Now digital security experts say they are concerned that the privacy of thousands of people has
been compromised.

And the NSW Public Service Association is warning that the Government website contains personal
information, including critical financial records, that could be used by hackers.

Nick Lucchinelli reports.

NICK LUCCHINELLI: Catherine Parrott's been looking for a job with the NSW public service for some
time.

She registered with its official job seeker website, jobs.nsw.gov.au, providing important personal
information including her date of birth, employment history, address and resume.

Then last week she received an email from the service advertising a position that bore very little
resemblance to the Government job she was after.

CATHERINE PARROTT: I received an email and the email content was typically spam advertising for the
perfect job for you, you get 10 per cent, up to 50 per cent commission, reply to this now. It was a
very dodgy looking email and I normally just delete them. What I noticed particulary about this was
it was sent from Jobs at New South Wales, so someone's obviously hacked into their system.

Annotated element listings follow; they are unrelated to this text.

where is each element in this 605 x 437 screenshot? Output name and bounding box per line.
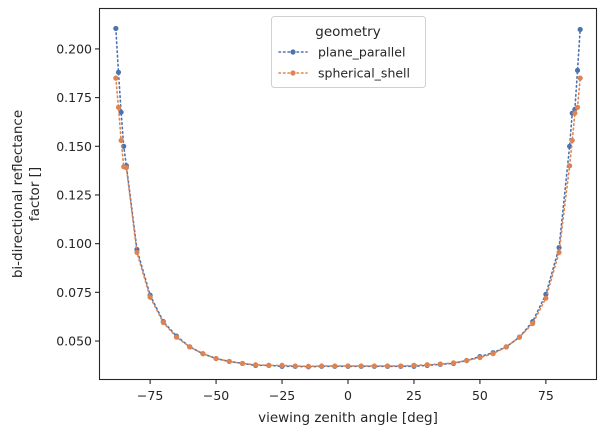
data-point-plane-parallel — [121, 143, 127, 149]
legend-swatch-marker — [290, 70, 296, 76]
y-tick-label: 0.075 — [56, 285, 92, 300]
data-point-spherical-shell — [226, 358, 232, 365]
data-point-spherical-shell — [572, 110, 578, 116]
data-point-spherical-shell — [319, 363, 325, 369]
x-tick-label: 50 — [472, 388, 488, 403]
x-tick-label: −25 — [269, 388, 295, 403]
y-axis-label-line-2: factor [] — [27, 167, 43, 221]
data-point-spherical-shell — [213, 355, 219, 362]
data-point-spherical-shell — [503, 344, 509, 350]
y-tick-label: 0.100 — [56, 236, 92, 251]
data-point-spherical-shell — [253, 362, 259, 368]
y-tick-label: 0.125 — [56, 187, 92, 202]
data-point-spherical-shell — [477, 354, 483, 361]
data-point-spherical-shell — [490, 351, 496, 357]
data-point-spherical-shell — [332, 363, 338, 369]
data-point-spherical-shell — [574, 104, 581, 110]
data-point-spherical-shell — [239, 360, 246, 367]
data-point-spherical-shell — [345, 363, 351, 369]
data-point-spherical-shell — [113, 75, 119, 81]
data-point-spherical-shell — [173, 334, 180, 340]
legend-entry-plane-parallel: plane_parallel — [278, 45, 405, 60]
data-point-spherical-shell — [567, 163, 573, 169]
x-axis: −75 −50 −25 0 25 50 75 — [137, 379, 554, 403]
data-point-spherical-shell — [123, 165, 129, 171]
legend-label: spherical_shell — [318, 66, 410, 81]
y-axis: 0.050 0.075 0.100 0.125 0.150 0.175 0.200 — [56, 41, 100, 349]
x-tick-label: −75 — [137, 388, 163, 403]
data-point-spherical-shell — [292, 363, 298, 369]
data-point-spherical-shell — [147, 294, 153, 300]
x-tick-label: 0 — [344, 388, 352, 403]
y-axis-label-line-1: bi-directional reflectance — [10, 110, 26, 278]
series-spherical-shell — [113, 75, 583, 369]
data-point-spherical-shell — [279, 362, 285, 368]
data-point-plane-parallel — [118, 109, 124, 115]
data-point-spherical-shell — [411, 362, 417, 368]
data-point-spherical-shell — [569, 137, 575, 144]
data-point-spherical-shell — [134, 249, 140, 256]
series-layer — [113, 25, 583, 370]
data-point-spherical-shell — [556, 249, 562, 256]
legend: geometry plane_parallel spherical_shell — [271, 16, 426, 88]
data-point-spherical-shell — [464, 357, 470, 364]
y-tick-label: 0.200 — [56, 41, 92, 56]
data-point-plane-parallel — [577, 26, 583, 33]
data-point-spherical-shell — [577, 75, 583, 81]
x-tick-label: 25 — [406, 388, 422, 403]
y-tick-label: 0.150 — [56, 139, 92, 154]
y-tick-label: 0.050 — [56, 334, 92, 349]
legend-box — [271, 16, 426, 88]
x-tick-label: −50 — [203, 388, 229, 403]
data-point-spherical-shell — [424, 362, 430, 368]
data-point-plane-parallel — [115, 69, 122, 75]
data-point-spherical-shell — [118, 137, 124, 144]
data-point-spherical-shell — [516, 334, 523, 340]
data-point-spherical-shell — [358, 363, 364, 369]
data-point-spherical-shell — [200, 351, 206, 357]
x-axis-label: viewing zenith angle [deg] — [258, 410, 438, 426]
data-point-spherical-shell — [187, 344, 193, 350]
data-point-spherical-shell — [160, 319, 166, 326]
data-point-spherical-shell — [115, 104, 122, 110]
series-line-spherical-shell — [115, 77, 581, 368]
legend-swatch-marker — [290, 49, 296, 55]
data-point-spherical-shell — [450, 360, 457, 366]
legend-entry-spherical-shell: spherical_shell — [278, 66, 410, 81]
data-point-spherical-shell — [543, 295, 549, 301]
data-point-spherical-shell — [371, 363, 377, 369]
data-point-spherical-shell — [398, 363, 404, 369]
data-point-plane-parallel — [574, 67, 581, 73]
data-point-spherical-shell — [266, 362, 272, 368]
data-point-plane-parallel — [113, 25, 119, 32]
data-point-spherical-shell — [384, 363, 391, 369]
data-point-spherical-shell — [530, 320, 536, 327]
data-point-spherical-shell — [305, 363, 312, 369]
x-tick-label: 75 — [538, 388, 554, 403]
y-tick-label: 0.175 — [56, 90, 92, 105]
data-point-spherical-shell — [437, 361, 443, 367]
legend-label: plane_parallel — [318, 45, 405, 60]
legend-title: geometry — [315, 24, 380, 40]
legend-entries: plane_parallel spherical_shell — [278, 45, 410, 81]
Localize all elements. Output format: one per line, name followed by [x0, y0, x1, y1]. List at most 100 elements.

NICK LUCCHINELLI: Annoyance turned to concern as Ms Parrott realised her personal information may
have been accessed.

CATHERINE PARROTT: I just would have assumed that going through the Government they would have
proper security in place so that this doesn't happen. It's the same as if I'd applied athrough
seek.com, they require you to upload your information from your computer to them. You give them all
of your personal details, phone numbers everything about you and your employment record history.
It's a lot of sensitive information. I wouldn't like anyone to get that.

NICK LUCCHINELLI: The New South Wales Commerce Department has neither confirmed nor denied the site
has been tampered with, but it has been shut down for several days, claiming to be closed for
maintenance. The front page also advises customers who may have received uninvited job ads, to
delete them.

But the unions say the department needs to be doing more to assure its customers their privacy is
protected.

Ayshe Lewis is the acting secretary of the NSW Public Service Association.

AYSHE LEWIS: Our members apply for jobs through the Government website, they provide a lot of
personal information on their CVs we're very concerned this information is in the hands of hackers
and could be used to access their bank accounts, their credit card information.

NICK LUCCHINELLI: Professor Bill Caelli from Queensland's University of Technology is a digital
security expert.

He says Australian governments need to follow the lead of the United States, where military style
computer security has become the norm for digital health and employment records.

BILL CAELLI: Nothing's 100 per cent perfect but of course what we're doing is, we're raising the
bar quite substantially with these flexible mandatory systems and then we're making it extremely
difficult. Now if we couple that with what we call encryption or scrambling of that data in the
system itself then we're really getting up to about 99 per cent surety which is the best we can
possibly do.

NICK LUCCHINELLI: Professor Caelli says improving e-security needn't be prohibitively expensive,
but will require substantial re-education.

ELEANOR HALL: Nick Lucchinelli reporting.